Serendipity continues to play a large role in Judy Kingston’s Naramata winery. Just before the 2011 harvest an accident put Winemaker Jason Parkes’s leg in a cast. Even though Jason should have been recovering, he came in every painful day of crush. Jason’s injury forced them to be more organized than normal, which turned into a serendipitous blessing.

“It was one of the smoothest crushes I’ve ever had,” he says. “Basically it was just me and Judy, who had to take a much bigger role in the cellar. But everything was very well planned and it went off perfectly. So my 12th crush turned out to one of my favourites.”
The crush capped a banner year for Judy, who opened her winery to the public in June.

“This is a very small winery, so visitors really get a sense of who we are,” she says. “It was a really fun year, getting to know clients and letting them taste our wines. People really like our casual shop and the family feeling.” The family includes Judy’s daughter, Katie, who is working for the winter after three summers in the vineyard and lab while she was earning her Bachelor of Science degree.
Jason and Judy decided to make the best wine they could, without any limitations. This approach for Serendipity is already paying
dividends. Serendipity wines have earned 10 medals in 4 competitions, including a Double Gold for Serenata, a red Bordeaux blend, at the San Francisco International Wine Competition.

John Schreiner certainly agrees that Serendipity is off to a great start. In his popular blog at johnschreiner.blogsopt.com, BC’s most prolific wine writer rated all of five new Serendipity wines at 90 points or more:

Serendipity White Lie 2010 $18.00

The varieties in this white blend are not disclosed on the label but my guess is that the wine is anchored with Viognier. Crisp and tangy, the wine begins with aromas of pear and pineapple. On the palate, there are flavours of green apples, green melon and apricot. The spine of minerality in the backbone is what makes me think there is Viognier here. 90.
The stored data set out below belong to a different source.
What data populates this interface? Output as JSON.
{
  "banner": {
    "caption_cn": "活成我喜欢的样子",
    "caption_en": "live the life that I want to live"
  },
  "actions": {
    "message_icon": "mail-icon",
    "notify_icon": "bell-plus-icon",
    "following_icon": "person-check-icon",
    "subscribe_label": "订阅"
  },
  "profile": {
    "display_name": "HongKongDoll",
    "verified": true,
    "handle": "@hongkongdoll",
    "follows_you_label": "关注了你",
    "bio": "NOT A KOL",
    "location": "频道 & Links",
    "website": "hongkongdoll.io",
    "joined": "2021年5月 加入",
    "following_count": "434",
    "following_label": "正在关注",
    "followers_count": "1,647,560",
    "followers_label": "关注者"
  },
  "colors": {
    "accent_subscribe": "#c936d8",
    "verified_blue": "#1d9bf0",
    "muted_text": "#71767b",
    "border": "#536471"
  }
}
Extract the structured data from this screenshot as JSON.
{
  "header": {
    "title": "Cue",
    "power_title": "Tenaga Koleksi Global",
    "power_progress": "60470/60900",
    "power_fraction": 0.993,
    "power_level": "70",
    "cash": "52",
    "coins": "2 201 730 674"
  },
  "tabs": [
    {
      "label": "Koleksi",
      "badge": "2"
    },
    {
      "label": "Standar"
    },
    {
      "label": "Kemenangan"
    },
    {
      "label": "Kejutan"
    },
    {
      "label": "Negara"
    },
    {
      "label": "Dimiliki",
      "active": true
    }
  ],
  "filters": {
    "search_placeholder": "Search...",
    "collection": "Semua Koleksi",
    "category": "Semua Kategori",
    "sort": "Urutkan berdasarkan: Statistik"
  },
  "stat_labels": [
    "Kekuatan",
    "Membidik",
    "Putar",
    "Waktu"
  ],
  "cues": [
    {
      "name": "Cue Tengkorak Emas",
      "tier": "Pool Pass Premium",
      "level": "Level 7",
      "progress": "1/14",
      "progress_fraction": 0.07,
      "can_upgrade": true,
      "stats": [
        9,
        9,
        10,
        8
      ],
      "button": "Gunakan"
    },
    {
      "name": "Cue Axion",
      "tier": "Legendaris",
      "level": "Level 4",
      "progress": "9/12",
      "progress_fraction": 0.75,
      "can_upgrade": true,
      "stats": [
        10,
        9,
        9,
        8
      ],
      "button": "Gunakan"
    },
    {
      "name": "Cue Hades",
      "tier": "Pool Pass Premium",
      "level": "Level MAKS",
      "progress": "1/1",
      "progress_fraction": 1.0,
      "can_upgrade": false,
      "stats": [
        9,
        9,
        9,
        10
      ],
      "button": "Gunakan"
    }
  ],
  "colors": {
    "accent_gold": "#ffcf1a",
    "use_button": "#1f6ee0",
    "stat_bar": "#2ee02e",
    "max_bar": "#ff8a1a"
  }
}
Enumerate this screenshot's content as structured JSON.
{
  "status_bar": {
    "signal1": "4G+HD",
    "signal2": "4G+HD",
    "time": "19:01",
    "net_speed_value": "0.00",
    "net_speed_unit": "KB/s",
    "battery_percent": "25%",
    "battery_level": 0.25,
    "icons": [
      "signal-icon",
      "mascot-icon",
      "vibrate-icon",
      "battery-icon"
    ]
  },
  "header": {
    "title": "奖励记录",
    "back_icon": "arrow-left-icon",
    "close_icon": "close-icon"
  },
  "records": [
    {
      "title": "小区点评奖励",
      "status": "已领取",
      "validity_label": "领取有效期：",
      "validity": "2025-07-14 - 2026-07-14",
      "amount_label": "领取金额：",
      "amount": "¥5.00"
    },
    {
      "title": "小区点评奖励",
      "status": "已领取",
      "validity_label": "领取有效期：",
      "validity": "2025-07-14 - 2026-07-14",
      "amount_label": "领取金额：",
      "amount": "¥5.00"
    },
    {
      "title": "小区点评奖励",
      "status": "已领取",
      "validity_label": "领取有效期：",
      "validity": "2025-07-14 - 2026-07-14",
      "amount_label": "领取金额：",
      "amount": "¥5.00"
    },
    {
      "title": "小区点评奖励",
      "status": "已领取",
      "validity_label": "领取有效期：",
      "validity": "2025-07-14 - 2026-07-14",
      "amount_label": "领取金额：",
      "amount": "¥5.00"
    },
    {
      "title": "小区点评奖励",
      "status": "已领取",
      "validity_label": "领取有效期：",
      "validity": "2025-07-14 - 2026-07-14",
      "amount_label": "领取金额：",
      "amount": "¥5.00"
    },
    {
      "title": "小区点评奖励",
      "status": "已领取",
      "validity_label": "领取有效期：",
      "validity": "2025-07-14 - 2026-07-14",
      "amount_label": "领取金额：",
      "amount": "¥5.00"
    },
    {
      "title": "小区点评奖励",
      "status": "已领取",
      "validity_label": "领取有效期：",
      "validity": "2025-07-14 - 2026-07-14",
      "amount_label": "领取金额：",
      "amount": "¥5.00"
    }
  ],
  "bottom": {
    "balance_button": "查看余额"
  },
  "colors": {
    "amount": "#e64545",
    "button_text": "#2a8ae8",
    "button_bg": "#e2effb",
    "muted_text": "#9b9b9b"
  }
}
Serendipity Private Reserve Estate Cabernet Franc 2009 $50.00

Dark in colour, this wine begins with aromas of figs, plums and vanilla. It delivers layers of flavour – black currants, black cherry, coffee, chocolate and licorice. The structure is still firm, suggesting the wine has even more to give with several years of cellaring. 90-92.

Serendipity Private Reserve Estate Merlot 2009 $50.00

This wine begins with aromas of blueberry and boysenberry and goes on to deliver bold, ripe flavours of black currants, blackberries and figs. The wine combines both power and elegance. 90-92.

Serendipity Private Reserve Estate Syrah 2009 $50.00

Only 40 cases of this Syrah were produced. Once again, this confirms the house style of Serendipity reds – big and bold. This wine has aromas and flavours of plum, black cherry, cola and vanilla, with a hint of chocolate and spice on the finish. The tannins are long and ripe, giving the wine a muscular texture. 90.

Serendipity Private Reserve Serenata 2009 $50.00

This is the winery’s flagship Bordeaux blend, a complex wine with aromas of vanilla, plum and fig and with flavours of plum, figs and chocolate. The structure of this wine suggests it is a keeper with plenty of upside. 91-93.

Three of those wines—the Merlot, Syrah and Cabernet Franc—were initially available only to Serendipity Wine Club members, but don’t let that scare you off. Becoming a Wine Club member is as easy as signing up on-line for the winery’s newsletter.

  • Tier 1 members get the monthly newsletter and access to the advance purchase of limited edition wines.
  • Tier 2 includes two shipments of six bottles of the Winemaker’s choice. Spring and late summer deliveries are sure to be a welcome experience. An invitation to a barrel tasting and summer barbecue event is included.
  • Tier 3 get three shipments of wine, the barrel tasting and barbecue invitation and a couple of other perks designed to create a close connection between winery and member, who gets the option to come and spend a day learning about the intimate art of grape growing, and have a row named after you for a year.

As well, you can visit the vineyard and learn how to prune, pick your grapes or participate in whatever the vines in your row are needing at the time of your visit.

Jason ended the conversation with a provocative invitation to watch for the release of a Rosé. “It’s not made from your conventional grape variety,” he teased. It will be interesting to see if anyone can guess the grape varieties.